Si bien destaca el «positivo horizonte de tener el plebiscito en abril», si en paralelo no se trabaja en señales claras y evidentes sobre la agencia social y las demandas ciudadanas «de forma un poco más empática hacia la población, y si no se hace un mea culpa más sustantivo de parte del Gobierno respecto de los temas de Derechos Humanos, yo creo que marzo va a ser un mes muy complicado», advierte.

Derechos Humanos

Tal y como lo mencionan Urrutia y Méndez, para Garrido parte fundamental es una «agenda de Derechos Humanos» por parte del Gobierno como un tema central para vislumbrar luces de salida a la crisis.
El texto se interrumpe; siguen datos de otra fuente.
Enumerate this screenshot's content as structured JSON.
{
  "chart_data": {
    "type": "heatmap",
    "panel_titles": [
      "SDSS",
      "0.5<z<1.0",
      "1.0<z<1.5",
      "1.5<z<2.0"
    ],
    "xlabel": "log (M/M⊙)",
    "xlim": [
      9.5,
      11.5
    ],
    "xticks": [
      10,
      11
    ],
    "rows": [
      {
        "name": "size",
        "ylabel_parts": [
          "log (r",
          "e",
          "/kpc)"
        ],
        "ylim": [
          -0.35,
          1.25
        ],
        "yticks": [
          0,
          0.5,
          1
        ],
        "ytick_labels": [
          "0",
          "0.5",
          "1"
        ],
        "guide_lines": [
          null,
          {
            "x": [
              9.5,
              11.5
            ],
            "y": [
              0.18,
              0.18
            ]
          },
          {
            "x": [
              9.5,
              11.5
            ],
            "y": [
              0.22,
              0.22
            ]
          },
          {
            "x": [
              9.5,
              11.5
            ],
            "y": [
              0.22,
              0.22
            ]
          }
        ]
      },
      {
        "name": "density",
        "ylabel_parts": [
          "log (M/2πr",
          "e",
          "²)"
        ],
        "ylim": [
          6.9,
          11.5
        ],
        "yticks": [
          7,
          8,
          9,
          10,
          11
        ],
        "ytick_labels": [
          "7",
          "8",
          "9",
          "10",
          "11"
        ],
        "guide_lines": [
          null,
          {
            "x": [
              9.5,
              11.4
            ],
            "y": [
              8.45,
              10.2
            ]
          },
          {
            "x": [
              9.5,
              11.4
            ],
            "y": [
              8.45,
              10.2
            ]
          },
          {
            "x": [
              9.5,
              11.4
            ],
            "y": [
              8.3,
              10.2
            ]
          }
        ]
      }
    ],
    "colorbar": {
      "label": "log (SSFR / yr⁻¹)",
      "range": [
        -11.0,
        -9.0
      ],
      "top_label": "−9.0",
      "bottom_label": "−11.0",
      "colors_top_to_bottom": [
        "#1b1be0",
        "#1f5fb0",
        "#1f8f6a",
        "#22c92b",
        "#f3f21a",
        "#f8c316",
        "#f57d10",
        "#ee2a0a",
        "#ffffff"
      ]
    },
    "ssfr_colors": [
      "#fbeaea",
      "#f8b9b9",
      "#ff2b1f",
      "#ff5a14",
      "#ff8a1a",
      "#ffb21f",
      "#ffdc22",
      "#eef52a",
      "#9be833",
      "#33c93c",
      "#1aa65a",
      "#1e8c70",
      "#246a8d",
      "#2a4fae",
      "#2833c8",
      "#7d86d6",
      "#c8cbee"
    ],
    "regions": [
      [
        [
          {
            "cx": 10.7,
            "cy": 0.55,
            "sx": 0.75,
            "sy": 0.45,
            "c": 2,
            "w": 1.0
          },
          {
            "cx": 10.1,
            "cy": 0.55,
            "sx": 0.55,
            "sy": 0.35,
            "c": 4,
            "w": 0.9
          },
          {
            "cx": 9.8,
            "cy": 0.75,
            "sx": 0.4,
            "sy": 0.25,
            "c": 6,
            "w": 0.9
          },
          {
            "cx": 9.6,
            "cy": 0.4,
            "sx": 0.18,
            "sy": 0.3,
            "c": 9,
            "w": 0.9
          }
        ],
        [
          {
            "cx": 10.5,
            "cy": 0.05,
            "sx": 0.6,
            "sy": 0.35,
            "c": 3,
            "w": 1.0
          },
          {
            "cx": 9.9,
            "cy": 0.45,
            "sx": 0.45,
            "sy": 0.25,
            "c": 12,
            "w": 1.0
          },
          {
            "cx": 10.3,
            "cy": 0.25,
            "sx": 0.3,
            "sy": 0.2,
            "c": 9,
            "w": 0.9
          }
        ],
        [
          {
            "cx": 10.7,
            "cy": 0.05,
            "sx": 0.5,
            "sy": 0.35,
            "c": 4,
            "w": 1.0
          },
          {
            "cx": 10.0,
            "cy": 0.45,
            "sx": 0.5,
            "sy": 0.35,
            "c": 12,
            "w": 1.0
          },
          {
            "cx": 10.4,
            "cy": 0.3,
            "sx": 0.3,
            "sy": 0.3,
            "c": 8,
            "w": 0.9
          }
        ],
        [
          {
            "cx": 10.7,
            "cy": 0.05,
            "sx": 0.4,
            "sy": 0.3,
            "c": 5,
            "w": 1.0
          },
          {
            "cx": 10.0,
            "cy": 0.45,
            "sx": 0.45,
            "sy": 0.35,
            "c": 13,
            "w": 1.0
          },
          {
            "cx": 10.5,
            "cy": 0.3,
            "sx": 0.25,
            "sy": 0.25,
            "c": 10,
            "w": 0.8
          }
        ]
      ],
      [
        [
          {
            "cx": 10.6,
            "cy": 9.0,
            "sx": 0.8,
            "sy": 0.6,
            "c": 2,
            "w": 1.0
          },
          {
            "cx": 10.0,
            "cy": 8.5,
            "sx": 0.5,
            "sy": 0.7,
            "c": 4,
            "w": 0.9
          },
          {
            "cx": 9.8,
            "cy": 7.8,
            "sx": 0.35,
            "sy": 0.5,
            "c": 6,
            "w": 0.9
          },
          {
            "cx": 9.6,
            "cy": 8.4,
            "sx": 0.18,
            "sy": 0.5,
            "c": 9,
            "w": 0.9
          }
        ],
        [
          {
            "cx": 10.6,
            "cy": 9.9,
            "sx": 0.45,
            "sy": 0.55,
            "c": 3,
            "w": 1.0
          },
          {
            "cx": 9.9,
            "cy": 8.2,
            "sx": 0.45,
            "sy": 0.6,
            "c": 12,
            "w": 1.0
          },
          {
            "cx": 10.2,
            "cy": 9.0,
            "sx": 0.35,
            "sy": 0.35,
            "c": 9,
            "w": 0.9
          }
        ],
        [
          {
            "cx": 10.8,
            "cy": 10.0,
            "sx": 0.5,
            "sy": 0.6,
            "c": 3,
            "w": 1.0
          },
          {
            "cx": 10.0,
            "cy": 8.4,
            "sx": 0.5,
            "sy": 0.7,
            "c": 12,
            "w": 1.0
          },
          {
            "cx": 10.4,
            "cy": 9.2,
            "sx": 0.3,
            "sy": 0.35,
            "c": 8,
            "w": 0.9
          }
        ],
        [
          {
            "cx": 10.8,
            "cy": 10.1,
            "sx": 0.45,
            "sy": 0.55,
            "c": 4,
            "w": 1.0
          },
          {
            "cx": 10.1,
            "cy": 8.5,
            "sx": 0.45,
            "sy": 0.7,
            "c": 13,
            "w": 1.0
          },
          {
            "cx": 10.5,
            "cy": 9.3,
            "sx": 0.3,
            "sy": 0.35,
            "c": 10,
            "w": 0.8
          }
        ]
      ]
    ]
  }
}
Si bien señala que la acusación constitucional contra el ex ministro del Interior, Andrés Chadwick, es una señal «para descomprimir un poco los ánimos (…), no tiene tanta repercusión porque no es ministro (actual)».

En ese sentido, para la cientista política, «si el Gobierno no da señales relevantes relacionadas con verdad, justicia y reparación en temas de Derechos Humanos, el movimiento social no se va a ‘normalizar’ -como le gusta decirle a la gente-, no se va a bajar la tensión», advierte.

Y así concuerda Méndez: «Tampoco podemos señalar que las cosas vayan necesariamente a estar en una situación más calmada o tranquila, yo creo que van a seguir las inestabilidades durante el próximo año».